BRINDISI – La pentola della mensa per i bambini, ormai, è stata scoperchiata. E quello che ci bolliva all’interno non è piaciuto nè ai genitori, nè all’associazione per la difesa dei consumatori. Non si ferma la polemica sui cibi somministrati dalla ‘Gemeaz’ alle scuole elementari e dell’infanzia di Brindisi.

Scadenti, immangiabili, secondo le lamentele di mamme e papà che oggi, per protesta, a mezzogiorno in punto, hanno ritirato in anticipo i figli da scuola, proprio nel giorno in cui l’azienda, per sedare gli animi e per dimostrare di essere in regola, aveva indetto l’iniziativa ‘Pranzo gratis per tutti’.

Ma nelle refezioni scolastiche incriminate l’ora di pranzo è saltata, dopo il susseguirsi di episodi che mettono in dubbio la qualità del cibo e le condizioni igienico-sanitarie in cui le pietanze vengono preparate.

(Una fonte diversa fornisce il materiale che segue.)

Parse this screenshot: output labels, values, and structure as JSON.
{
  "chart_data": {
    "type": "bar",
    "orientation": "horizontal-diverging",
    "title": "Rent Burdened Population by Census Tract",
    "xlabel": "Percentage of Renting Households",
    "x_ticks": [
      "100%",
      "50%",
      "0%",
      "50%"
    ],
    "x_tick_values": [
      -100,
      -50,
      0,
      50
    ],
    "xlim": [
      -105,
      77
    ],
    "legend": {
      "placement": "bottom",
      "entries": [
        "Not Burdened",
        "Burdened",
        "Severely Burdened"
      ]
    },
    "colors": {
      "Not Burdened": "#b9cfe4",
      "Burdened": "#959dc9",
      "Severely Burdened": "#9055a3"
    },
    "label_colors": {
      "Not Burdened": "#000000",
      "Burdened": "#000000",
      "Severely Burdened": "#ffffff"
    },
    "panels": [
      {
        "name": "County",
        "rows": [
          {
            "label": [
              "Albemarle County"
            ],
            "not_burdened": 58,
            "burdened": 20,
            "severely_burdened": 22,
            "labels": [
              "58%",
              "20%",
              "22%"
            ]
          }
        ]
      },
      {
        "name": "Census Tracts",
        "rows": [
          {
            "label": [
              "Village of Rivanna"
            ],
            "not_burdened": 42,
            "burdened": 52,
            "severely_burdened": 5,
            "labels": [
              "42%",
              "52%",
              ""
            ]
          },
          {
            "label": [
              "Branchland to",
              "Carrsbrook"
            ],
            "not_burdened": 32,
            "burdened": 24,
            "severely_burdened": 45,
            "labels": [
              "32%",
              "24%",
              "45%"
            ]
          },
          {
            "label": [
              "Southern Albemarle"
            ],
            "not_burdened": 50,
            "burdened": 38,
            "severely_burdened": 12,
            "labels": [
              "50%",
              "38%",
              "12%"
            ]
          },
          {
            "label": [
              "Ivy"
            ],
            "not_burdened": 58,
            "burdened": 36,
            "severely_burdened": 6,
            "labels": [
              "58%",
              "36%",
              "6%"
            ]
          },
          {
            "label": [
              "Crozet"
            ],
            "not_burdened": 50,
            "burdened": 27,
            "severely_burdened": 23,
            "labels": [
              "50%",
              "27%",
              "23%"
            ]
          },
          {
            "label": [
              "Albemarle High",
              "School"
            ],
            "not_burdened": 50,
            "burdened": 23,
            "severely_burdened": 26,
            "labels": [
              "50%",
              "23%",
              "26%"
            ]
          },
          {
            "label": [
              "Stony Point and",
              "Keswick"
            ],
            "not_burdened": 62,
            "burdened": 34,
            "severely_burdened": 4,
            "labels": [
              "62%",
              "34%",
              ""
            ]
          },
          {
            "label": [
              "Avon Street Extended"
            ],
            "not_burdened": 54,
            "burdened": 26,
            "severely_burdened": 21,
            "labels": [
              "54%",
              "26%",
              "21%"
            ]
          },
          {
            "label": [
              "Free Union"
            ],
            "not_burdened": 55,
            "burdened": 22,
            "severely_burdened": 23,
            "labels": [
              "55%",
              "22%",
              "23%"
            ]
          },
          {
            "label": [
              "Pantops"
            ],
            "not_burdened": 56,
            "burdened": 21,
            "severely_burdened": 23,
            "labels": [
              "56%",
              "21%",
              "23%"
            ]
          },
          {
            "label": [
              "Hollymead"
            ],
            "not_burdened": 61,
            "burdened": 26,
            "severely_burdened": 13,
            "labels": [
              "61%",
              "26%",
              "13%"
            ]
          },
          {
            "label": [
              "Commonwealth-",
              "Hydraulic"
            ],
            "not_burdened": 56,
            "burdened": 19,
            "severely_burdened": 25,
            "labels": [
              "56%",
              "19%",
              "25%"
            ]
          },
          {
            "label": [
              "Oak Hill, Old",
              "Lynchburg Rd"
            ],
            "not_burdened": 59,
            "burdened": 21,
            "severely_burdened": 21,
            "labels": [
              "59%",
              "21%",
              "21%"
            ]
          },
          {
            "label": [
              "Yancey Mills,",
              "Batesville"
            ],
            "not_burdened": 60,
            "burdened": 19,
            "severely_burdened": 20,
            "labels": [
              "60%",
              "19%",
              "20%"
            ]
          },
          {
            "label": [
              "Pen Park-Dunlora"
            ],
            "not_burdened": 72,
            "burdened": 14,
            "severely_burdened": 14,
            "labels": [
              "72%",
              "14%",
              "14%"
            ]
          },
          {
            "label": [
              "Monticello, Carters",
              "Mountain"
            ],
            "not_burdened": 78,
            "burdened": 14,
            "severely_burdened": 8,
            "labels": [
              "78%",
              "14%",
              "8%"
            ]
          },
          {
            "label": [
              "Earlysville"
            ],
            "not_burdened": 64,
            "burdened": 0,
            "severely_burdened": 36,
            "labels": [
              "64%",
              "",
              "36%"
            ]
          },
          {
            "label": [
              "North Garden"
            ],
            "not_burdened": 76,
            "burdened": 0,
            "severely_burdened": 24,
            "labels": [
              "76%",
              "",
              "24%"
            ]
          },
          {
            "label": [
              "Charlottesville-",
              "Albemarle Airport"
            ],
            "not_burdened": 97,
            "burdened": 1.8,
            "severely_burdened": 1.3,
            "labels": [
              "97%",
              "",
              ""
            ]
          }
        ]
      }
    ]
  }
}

Ieri c’è stato un blitz dei genitori nella scuola di via Vivaldi a Tuturano, stessa sede in cui sono intervenuti gli ispettori della Asl per alcuni prelievi e i vigili sanitari. Proteste anche alla scuola ‘Crudomonte’ del rione Bozzano e al VII circolo da dove sono partite le prime denunce.

Il problema è sorto nel momento in cui i bambini tornavano a casa a digiuno, perchè non riuscivano a mangiare nulla. Preoccupati, i genitori hanno contattato l’Adoc che invoca un monitoraggio costante del servizio mensa e controlli più attenti. Per questo il Presidente Giuseppe Zippo incontrerà lunedì prossimo l’Assessore al ramo, Antonio Giunta.

Intanto l’Amministrazione, dopo le minacce di rescissione del contratto nei confronti di Gemeaz, ha invitato la società a chiedere scusa per i disagi creati. In primis, perchè con la salute dei bambini non si scherza e in secondo luogo, perchè le famiglie con reddito fino a 30.000 euro e con a carico 2 figli pagano 140 euro al mese per il servizio mensa. Servizio che prossimamente verrà gestito da una nuova ditta, in attesa che vengano completati i lavori nelle nuove cucine al quartiere Perrino.